Abstract. Scoring documents with learning-to-rank (LtR) models based on large ensembles of regression trees is currently deemed one of the best solutions to effectively rank query results to be returned by large scale Information Retrieval systems.
This paper investigates the opportunities given by SIMD capabilities of modern CPUs to the end of efficiently evaluating regression trees ensembles. We propose V-QuickScorer (vQS), which exploits SIMD extensions to vectorize the document scoring, i.e., to perform the ensemble traversal by evaluating multiple documents simultaneously. We provide a comprehensive evaluation of vQS against the state of the art on three publicly available datasets. Experiments show that vQS provides speed-ups up to a factor of 3.2x.
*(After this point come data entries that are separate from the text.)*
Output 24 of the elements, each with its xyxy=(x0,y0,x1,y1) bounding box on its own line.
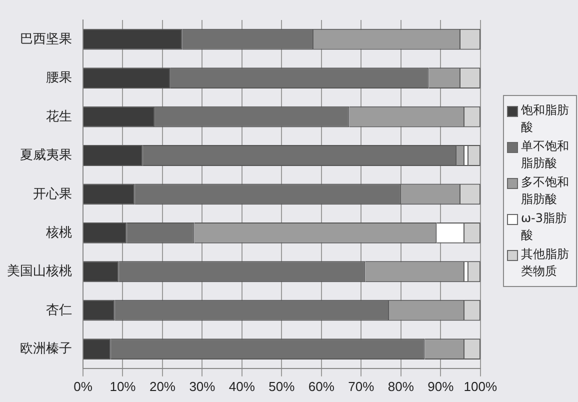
y-tick-label: 开心果 xyxy=(33,186,72,201)
x-tick-label: 100% xyxy=(464,378,498,394)
x-tick-label: 0% xyxy=(74,378,93,394)
legend-label: 单不饱和脂肪酸 xyxy=(521,138,570,172)
y-tick-label: 美国山核桃 xyxy=(7,263,72,278)
x-tick-label: 30% xyxy=(189,378,216,394)
x-tick-label: 60% xyxy=(308,378,335,394)
legend-label: 其他脂肪类物质 xyxy=(521,246,570,280)
x-tick-label: 10% xyxy=(110,378,136,394)
x-tick-label: 40% xyxy=(228,378,256,394)
x-tick-label: 20% xyxy=(149,378,176,394)
legend-label: 饱和脂肪酸 xyxy=(521,102,570,136)
x-tick-label: 90% xyxy=(428,378,454,394)
x-tick-label: 50% xyxy=(268,378,296,394)
x-tick-label: 70% xyxy=(348,378,375,394)
x-tick-label: 80% xyxy=(388,378,414,394)
legend-label: ω-3脂肪酸 xyxy=(521,210,568,244)
y-tick-label: 杏仁 xyxy=(46,302,72,317)
y-tick-label: 欧洲榛子 xyxy=(20,340,72,356)
y-tick-label: 巴西坚果 xyxy=(20,30,72,46)
y-tick-label: 夏威夷果 xyxy=(20,147,72,162)
y-tick-label: 腰果 xyxy=(46,70,72,85)
y-tick-label: 核桃 xyxy=(45,224,72,240)
y-tick-label: 花生 xyxy=(46,108,72,124)
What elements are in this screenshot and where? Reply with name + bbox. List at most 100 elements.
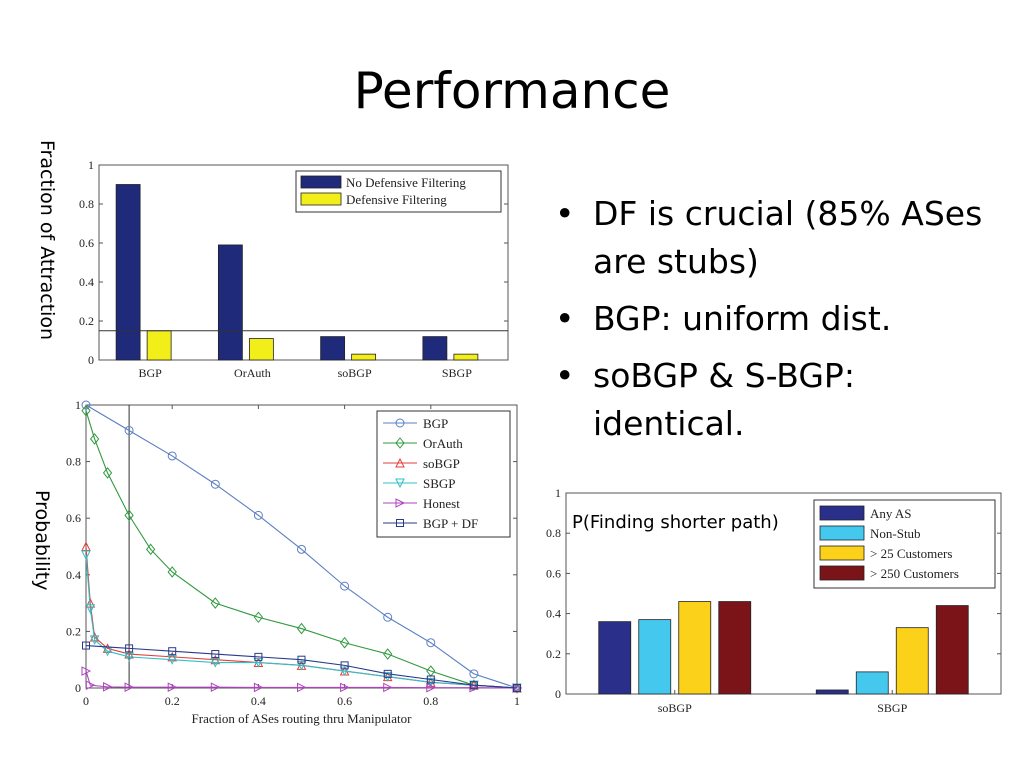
chart3-legend-swatch [819,505,865,521]
chart2-point [82,641,90,650]
chart2-point [81,404,91,417]
chart2-xtick-label: 0.2 [165,694,180,708]
chart2-point [296,622,307,635]
chart3-ytick-label: 0.6 [546,566,561,580]
chart3-legend-swatch [819,525,865,541]
chart2-point [124,425,134,435]
chart2-point [167,682,178,692]
chart3-legend-swatch [819,565,865,581]
chart2-legend [376,410,511,538]
chart3-bar [895,627,929,695]
chart2-ytick-label: 0 [75,681,81,695]
chart2-point [124,652,134,662]
bullet-item: BGP: uniform dist. [555,295,1015,343]
chart1-ytick-label: 0.2 [79,314,94,328]
chart2-legend-label: Honest [423,496,460,511]
chart3-ytick-label: 1 [555,486,561,500]
chart2-point [89,635,100,646]
chart2-series-line [85,404,518,689]
chart1-bar [248,338,274,361]
chart1-ytick-label: 0.4 [79,275,94,289]
chart2-point [89,631,100,642]
chart2-ytick-label: 1 [75,398,81,412]
chart1-legend-swatch [300,192,342,206]
chart2-point [167,655,178,665]
chart2-point [89,433,100,445]
chart2-point [253,611,264,624]
chart2-point [426,675,435,684]
chart2-point [383,682,393,693]
chart2-legend-marker [395,418,405,428]
chart1-ytick-label: 1 [88,158,94,172]
chart2-point [103,682,113,692]
chart2-point [102,467,113,479]
chart2-point [383,669,392,678]
chart2-point [81,666,92,676]
chart2-xtick-label: 0.6 [337,694,352,708]
chart1-xtick-label: OrAuth [234,366,271,380]
chart1-bar [351,353,377,361]
chart2-point [210,479,220,489]
chart2-legend-label: SBGP [423,476,456,491]
chart2-point [469,681,478,690]
chart2-series-line [85,645,518,689]
chart3-ytick-label: 0 [555,687,561,701]
chart2-point [383,612,393,622]
chart2-point [340,661,349,670]
chart2-point [513,684,521,692]
chart2-xtick-label: 1 [514,694,520,708]
chart2-xtick-label: 0 [83,694,89,708]
chart2-point [210,597,220,609]
chart2-point [210,658,221,668]
chart2-point [469,669,479,679]
bullet-item: DF is crucial (85% ASes are stubs) [555,190,1015,286]
chart2-point [81,550,91,561]
chart2-point [382,672,393,682]
chart3-bar [935,605,969,695]
chart3-legend-swatch [819,545,865,561]
chart1-ytick-label: 0.6 [79,236,94,250]
chart2-point [426,682,436,693]
chart2-point [167,451,177,461]
chart2-series-line [85,410,518,689]
chart2-legend-marker [395,478,405,489]
chart1-legend-swatch [300,175,342,189]
chart1-bar [217,244,243,361]
chart2-ytick-label: 0.4 [66,568,81,582]
chart3-ytick-label: 0.2 [546,647,561,661]
chart2-xtick-label: 0.8 [423,694,438,708]
chart1-ytick-label: 0.8 [79,197,94,211]
chart1-xtick-label: BGP [138,366,162,380]
chart3-xtick-label: soBGP [658,701,692,715]
chart3-legend-label: Any AS [870,506,912,521]
chart3-bar [598,621,632,695]
chart1-legend-label: Defensive Filtering [346,192,447,207]
chart2-xlabel: Fraction of ASes routing thru Manipulato… [192,711,413,726]
chart3-ytick-label: 0.4 [546,607,561,621]
chart2-point [167,651,178,662]
chart2-point [253,510,263,520]
chart2-point [85,680,96,690]
chart2-point [383,648,393,660]
chart1-bar [422,336,448,361]
chart2-point [254,652,263,661]
chart2-series-line [85,670,518,689]
slide-title: Performance [353,62,671,120]
chart2-point [168,647,177,656]
chart2-series-line [85,554,518,689]
chart3-ytick-label: 0.8 [546,526,561,540]
chart2-legend-marker [395,498,406,508]
chart2-point [297,655,306,664]
chart1-xtick-label: soBGP [338,366,372,380]
chart3-bar [855,671,889,695]
chart2-point [167,566,177,578]
chart3-bar [678,601,712,695]
chart3-legend-label: > 250 Customers [870,566,959,581]
chart2-ytick-label: 0.2 [66,624,81,638]
chart2-point [426,638,436,648]
chart1-legend-label: No Defensive Filtering [346,175,466,190]
chart2-point [210,682,221,692]
chart2-point [339,666,350,677]
chart2-point [81,400,91,410]
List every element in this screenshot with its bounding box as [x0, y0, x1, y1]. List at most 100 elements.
The source code is available here: https://github.com/hpclab/vectorized-quickscorer.
References
[1] Claudio Lucchese, Franco Maria Nardini, Salvatore Orlando, Raffaele Perego, Nicola Tonellotto, and Rossano Venturini. Exploiting cpu simd extensions to speed-up document scoring with tree ensembles. In SIGIR ’16: Proceedings of the 39th International ACM SIGIR Conference on Research and Development in Information Retrieval, 2016.